O que mais chama a atenção nesse relato é que essa mulher é uma estrangeira, não pertence ao povo de Israel e, portanto, tem outros deuses. Mesmo assim ela acredita na Palavra de Deus e o milagre acontece em sua vida e de sua casa. Ela não teria nenhuma obrigação em acreditar, mas ousou crer. É uma lição para o povo de Deus. É uma lição para nós, que dizemos crer e servir a Deus, mas que nem sempre cremos em sua Palavra ou cumprimos o que ela nos pede.

Como esta mulher, estamos dispostos a abrir mão de nossas seguranças para fazer a vontade de Deus? Não se trata de grandes coisas… pode ser um punhado de farinha e um pouco de óleo o que Ele nos pede. A questão é: estou disposto a confiar em Deus?

A segunda viúva aparece no Evangelho. Ela também dá muito pouco, apenas duas moedas. Mas, como a viúva de Sarepta, ela dá tudo o que tem, não oferece aquilo que é supérfluo. Ao contrário dos ricos, que faziam grandes ofertas, ou daqueles que davam do que lhes sobrava e que não fazia falta, a viúva, como declara Jesus, “na sua pobreza, ofereceu tudo aquilo que possuía para viver”.

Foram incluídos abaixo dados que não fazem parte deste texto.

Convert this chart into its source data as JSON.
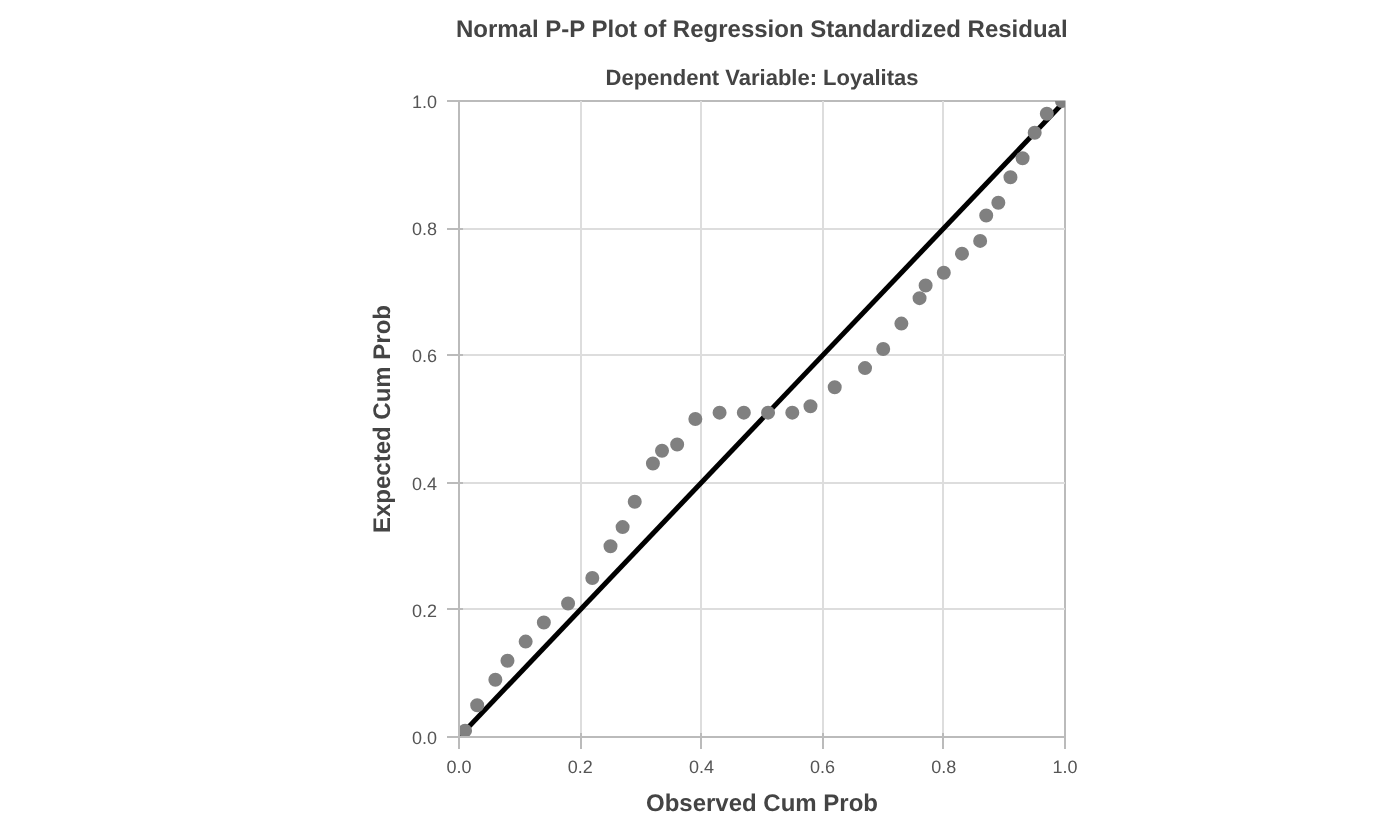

Ninguém percebe aquela mulher no meio da multidão. Em contraste com aqueles que Jesus denuncia no início de seu discurso, que gostam de andar com roupas vistosas, de ser cumprimentados nas praças e buscam os primeiros lugares, a viúva não está preocupada em querer chamar atenção. Como diríamos hoje, não está busca de curtidas ou likes… Ela faz a sua humilde oferta com liberdade plena, sem que ninguém, a não ser Deus, “que vê o escondido” (Mt 6,4), a veja. É Jesus que a vê; e não somente a vê, como a indica como modelo para os seus discípulos. Do mesmo modo, Ele vê os doutores da Lei e os aponta como exemplo a não ser seguido. Jesus nos vê… seremos apontados por Ele como um modelo a ser imitado ou um modelo a ser evitado?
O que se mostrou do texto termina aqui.